Review Summary: Hey, this new Smiths album is really good!
You might have missed it, but back in 2008, each member of Sputnik's staff was allowed to write their own full-length feature looking back over the year - I made Northern Portrait's
The Fallen Aristocracy my EP of the year, and I know I wasn't the only one out there. It was clearly derivative of The Smiths, but most debut EPs rip something off, and there was more than enough there to suggest that they'd only get better with time. In the insidiously catchy "Crazy", they'd already written their first cult classic, too.
The bad news about
Criminal Art Lovers is that it arguably sounds even more like The Smiths than the EPs did, and it's tempting to sarcastically review the album while pretending it's the follow-up to
Strangeways, Here We Come. The good news, however, is that it's as good as that album, as good as
Hatful of Hollow, and better than either of
Meat is Murder or
The Smiths. Be cynical if you want, but the songwriting here is just too good to ignore.
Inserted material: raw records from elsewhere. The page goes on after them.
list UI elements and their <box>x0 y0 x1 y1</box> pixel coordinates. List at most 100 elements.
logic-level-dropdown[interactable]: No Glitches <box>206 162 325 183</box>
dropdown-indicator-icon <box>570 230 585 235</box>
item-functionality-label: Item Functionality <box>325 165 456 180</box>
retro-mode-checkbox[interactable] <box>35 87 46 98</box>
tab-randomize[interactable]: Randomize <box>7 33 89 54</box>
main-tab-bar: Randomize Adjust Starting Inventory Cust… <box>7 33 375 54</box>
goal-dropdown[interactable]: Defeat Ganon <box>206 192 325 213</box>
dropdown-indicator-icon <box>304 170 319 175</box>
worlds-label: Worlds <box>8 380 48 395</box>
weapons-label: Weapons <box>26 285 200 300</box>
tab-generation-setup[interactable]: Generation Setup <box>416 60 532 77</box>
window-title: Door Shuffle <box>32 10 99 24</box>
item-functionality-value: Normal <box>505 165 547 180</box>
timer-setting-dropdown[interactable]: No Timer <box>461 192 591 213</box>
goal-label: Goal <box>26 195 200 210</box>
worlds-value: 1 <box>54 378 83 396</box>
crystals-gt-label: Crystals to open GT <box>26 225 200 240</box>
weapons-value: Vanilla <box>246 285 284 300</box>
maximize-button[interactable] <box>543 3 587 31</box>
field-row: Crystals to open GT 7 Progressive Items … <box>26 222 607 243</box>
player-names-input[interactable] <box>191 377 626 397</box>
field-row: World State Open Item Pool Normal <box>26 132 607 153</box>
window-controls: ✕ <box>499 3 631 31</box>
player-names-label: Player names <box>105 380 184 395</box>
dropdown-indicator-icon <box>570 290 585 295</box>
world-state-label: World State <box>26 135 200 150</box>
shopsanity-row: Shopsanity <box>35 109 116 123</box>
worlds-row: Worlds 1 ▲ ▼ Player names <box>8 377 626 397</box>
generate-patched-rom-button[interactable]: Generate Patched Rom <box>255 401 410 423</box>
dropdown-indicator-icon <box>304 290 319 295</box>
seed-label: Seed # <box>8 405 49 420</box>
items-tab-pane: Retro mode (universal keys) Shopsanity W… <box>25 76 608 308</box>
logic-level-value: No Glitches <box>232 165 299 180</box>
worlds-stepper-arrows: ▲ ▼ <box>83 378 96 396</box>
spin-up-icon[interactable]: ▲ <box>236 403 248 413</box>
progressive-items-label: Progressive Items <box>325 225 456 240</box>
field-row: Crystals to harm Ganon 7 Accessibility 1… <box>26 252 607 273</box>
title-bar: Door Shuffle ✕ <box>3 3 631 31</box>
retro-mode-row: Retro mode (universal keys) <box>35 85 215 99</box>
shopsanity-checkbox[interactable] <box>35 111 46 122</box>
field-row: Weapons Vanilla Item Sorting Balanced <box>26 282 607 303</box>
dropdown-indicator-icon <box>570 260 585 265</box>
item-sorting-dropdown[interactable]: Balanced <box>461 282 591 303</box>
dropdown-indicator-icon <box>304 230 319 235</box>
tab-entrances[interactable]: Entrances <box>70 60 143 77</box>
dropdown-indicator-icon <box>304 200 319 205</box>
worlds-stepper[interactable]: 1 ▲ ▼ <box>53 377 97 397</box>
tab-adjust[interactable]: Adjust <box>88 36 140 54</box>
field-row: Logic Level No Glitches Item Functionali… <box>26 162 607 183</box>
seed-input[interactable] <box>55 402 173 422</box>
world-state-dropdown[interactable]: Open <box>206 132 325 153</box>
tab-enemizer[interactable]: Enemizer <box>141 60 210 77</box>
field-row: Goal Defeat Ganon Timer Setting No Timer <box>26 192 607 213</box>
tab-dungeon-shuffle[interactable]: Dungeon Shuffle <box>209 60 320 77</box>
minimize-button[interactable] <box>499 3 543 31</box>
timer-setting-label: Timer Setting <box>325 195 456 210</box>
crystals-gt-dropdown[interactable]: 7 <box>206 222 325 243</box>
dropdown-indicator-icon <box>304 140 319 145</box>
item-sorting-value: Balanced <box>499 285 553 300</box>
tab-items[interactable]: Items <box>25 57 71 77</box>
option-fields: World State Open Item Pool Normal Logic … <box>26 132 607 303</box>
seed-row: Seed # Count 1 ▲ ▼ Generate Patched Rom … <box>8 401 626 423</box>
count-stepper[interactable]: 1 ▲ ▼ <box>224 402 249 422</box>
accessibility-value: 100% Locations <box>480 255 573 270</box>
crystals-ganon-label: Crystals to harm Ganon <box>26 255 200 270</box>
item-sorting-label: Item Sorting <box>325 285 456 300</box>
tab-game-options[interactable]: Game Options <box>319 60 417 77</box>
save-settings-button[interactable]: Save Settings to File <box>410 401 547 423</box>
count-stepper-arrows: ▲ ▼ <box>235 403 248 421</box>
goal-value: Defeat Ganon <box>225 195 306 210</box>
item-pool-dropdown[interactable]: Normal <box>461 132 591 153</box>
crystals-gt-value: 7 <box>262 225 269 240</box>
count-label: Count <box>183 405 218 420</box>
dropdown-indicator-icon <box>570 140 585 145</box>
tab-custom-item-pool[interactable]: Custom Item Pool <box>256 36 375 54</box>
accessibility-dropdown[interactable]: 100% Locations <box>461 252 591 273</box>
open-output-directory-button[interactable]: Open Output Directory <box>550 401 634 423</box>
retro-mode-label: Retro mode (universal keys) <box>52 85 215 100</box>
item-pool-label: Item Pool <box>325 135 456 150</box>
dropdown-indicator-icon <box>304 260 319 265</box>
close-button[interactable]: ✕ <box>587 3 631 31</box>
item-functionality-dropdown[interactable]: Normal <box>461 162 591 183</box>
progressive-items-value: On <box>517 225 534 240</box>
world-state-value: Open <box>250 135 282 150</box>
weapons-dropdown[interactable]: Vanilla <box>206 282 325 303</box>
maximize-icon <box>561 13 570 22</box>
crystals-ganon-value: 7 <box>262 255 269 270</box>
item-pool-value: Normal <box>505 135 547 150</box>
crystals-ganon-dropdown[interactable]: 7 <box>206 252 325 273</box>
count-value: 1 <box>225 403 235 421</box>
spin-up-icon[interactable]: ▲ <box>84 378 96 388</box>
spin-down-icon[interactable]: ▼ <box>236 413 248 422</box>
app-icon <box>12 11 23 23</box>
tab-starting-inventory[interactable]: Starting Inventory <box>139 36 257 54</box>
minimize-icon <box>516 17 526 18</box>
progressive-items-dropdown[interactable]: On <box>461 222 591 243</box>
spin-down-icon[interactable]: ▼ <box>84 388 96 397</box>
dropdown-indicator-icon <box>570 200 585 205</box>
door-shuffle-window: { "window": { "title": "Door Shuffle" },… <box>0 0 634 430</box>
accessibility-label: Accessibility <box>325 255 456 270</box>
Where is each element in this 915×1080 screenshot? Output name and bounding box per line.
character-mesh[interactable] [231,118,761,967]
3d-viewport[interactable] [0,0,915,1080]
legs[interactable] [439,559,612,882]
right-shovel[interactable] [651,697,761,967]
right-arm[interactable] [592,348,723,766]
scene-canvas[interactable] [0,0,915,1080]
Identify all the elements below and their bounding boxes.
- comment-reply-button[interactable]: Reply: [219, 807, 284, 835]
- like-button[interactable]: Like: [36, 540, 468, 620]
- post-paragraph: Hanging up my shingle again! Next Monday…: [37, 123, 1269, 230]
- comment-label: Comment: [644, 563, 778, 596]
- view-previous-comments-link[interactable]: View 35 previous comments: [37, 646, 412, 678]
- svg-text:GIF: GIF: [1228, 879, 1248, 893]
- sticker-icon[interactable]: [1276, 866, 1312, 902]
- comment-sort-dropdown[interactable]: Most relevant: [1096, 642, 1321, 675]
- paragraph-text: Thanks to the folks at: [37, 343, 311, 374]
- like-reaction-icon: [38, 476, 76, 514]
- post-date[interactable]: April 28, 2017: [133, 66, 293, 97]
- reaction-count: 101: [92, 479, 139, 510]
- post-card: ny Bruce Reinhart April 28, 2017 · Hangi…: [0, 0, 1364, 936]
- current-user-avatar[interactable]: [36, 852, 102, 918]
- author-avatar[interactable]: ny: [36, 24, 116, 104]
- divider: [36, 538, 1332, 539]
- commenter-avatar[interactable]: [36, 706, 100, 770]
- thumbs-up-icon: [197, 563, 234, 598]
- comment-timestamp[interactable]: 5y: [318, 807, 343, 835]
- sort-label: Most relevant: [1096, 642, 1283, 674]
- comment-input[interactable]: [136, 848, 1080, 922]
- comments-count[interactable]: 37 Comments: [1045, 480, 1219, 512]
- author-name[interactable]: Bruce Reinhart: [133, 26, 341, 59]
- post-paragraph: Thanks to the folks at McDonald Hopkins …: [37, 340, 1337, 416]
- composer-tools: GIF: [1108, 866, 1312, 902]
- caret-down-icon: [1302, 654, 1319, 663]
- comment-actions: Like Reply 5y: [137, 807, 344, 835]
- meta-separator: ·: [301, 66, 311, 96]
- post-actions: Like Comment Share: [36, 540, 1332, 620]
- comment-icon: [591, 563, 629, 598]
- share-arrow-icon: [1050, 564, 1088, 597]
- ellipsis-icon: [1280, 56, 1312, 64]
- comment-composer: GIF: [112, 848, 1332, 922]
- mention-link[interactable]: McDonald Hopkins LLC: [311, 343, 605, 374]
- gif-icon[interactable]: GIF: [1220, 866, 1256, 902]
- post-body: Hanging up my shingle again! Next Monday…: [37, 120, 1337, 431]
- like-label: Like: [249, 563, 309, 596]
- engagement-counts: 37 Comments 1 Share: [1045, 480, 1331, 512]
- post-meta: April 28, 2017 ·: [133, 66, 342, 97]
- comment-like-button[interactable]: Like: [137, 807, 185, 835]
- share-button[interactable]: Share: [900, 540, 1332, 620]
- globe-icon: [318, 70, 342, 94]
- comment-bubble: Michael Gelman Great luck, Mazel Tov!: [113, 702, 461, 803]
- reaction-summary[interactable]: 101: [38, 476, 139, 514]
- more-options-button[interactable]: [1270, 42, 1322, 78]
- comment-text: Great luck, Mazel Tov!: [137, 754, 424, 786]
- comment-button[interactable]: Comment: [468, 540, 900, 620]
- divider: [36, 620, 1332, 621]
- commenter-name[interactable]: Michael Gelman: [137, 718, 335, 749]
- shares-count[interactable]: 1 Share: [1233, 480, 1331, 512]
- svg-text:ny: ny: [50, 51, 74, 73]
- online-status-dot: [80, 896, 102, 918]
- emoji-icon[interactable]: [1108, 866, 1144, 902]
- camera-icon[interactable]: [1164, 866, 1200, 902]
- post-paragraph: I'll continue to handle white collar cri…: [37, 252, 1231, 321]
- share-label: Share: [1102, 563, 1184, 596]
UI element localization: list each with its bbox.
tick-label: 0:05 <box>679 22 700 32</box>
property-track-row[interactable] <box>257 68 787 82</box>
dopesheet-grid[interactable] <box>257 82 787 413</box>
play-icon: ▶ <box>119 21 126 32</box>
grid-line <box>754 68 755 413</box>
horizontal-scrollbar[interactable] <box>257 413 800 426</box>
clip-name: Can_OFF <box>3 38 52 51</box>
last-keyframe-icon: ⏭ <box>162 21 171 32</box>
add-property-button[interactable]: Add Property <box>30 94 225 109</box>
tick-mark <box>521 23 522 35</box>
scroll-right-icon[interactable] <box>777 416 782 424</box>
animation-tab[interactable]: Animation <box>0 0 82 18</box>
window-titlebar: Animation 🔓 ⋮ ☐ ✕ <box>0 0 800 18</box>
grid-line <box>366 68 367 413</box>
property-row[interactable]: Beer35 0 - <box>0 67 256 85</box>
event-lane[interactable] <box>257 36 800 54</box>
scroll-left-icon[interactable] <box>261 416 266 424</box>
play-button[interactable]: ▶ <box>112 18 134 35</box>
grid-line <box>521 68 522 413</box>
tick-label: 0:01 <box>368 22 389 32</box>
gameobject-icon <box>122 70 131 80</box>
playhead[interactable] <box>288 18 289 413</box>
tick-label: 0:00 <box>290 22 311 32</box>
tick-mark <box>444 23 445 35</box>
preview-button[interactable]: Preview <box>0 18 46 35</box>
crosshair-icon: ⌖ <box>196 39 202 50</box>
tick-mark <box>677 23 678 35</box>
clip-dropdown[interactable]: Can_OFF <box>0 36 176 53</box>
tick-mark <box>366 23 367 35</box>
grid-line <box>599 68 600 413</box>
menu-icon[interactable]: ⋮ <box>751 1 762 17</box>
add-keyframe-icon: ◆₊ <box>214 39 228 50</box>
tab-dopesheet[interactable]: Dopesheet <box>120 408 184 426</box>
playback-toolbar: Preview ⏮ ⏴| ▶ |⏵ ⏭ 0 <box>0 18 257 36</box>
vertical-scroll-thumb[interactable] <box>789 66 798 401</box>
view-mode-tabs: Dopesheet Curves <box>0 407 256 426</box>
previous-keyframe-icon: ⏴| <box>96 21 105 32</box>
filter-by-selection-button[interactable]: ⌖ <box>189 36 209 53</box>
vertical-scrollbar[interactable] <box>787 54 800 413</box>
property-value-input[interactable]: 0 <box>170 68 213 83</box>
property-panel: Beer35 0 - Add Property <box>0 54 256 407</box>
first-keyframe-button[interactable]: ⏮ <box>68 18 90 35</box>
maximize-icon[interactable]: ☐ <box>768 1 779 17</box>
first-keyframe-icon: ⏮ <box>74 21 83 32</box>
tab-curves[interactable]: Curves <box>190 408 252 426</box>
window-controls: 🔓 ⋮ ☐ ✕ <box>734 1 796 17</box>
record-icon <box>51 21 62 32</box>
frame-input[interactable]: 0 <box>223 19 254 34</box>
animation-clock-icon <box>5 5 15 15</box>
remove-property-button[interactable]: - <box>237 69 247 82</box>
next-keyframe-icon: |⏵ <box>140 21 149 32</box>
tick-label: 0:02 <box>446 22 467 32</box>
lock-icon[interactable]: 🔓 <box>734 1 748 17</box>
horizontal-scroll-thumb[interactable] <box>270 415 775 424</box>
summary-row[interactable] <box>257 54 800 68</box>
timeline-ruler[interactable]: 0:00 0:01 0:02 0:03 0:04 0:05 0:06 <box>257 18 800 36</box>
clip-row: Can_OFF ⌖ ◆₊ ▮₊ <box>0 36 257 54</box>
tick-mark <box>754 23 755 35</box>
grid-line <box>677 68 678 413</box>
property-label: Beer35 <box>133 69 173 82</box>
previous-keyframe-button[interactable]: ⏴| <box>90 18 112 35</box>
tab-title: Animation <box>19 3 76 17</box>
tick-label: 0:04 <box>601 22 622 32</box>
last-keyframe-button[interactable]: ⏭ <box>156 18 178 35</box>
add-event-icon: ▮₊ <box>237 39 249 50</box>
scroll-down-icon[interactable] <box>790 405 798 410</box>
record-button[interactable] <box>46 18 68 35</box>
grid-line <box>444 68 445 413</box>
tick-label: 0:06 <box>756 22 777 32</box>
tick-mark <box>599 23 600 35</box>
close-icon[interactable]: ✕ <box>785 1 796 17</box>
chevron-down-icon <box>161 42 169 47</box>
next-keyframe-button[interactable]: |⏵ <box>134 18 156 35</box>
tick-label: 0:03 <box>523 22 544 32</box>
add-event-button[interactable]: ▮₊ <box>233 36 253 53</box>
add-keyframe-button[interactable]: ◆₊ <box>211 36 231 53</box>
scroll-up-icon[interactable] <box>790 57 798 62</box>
In an odd way, the album's main strength might be just how much Northern Portrait's frontman, Stefan Larsen, has learned from Morrissey - because unlike any other number of chancers over the years, he seems to get inside the songs, understanding exactly why and how they work. Most of Morrissey's finest tricks are repeated here in Larsen's own words; there are random outbursts of self-defensive violence (compare 'I'll slit the throat/Of anyone who tries to put me down' to 'Why do I give valuable time/To people I'd much rather kick in the eye' or 'Behind the hatred there lies a murderous desire'), and Larsen has also learnt how to build up a pretty narrative and then cut it down to size with one line of 'Caligula wuld have blushed'-style flippancy (see "That's When My Headaches Begin"). It's almost tempting to wonder whether he learned how to speak English by listening to Morrissey sing - the only thing holding back that idea is the belief that he's absorbed Morrissey's influences too. It might be the weakest lyric on the entire album, but there's something a little Wilde-esque about the way he flamboyantly announces 'I'm gay' at the start of "When Goodness Falls", only to retract it with a knowing 'in the old-fashioned way'.
The band, meanwhile, try to maintain a balancing act between the jangling of Marr and something their own. They just about pull it off - these songs are generally more muscular than your average Smiths track, nodding instead to recent Belle & Sebastian material. Certainly, no Smiths tracks ever had a snare drum as hard or snappy as the one in "When Goodness Falls" or the brilliantly-titled "The Munchhausen in Me".
If you value originality above all else, this album is not for you, but if you can get past the sound and hear the songs, you'll find a lot to love here.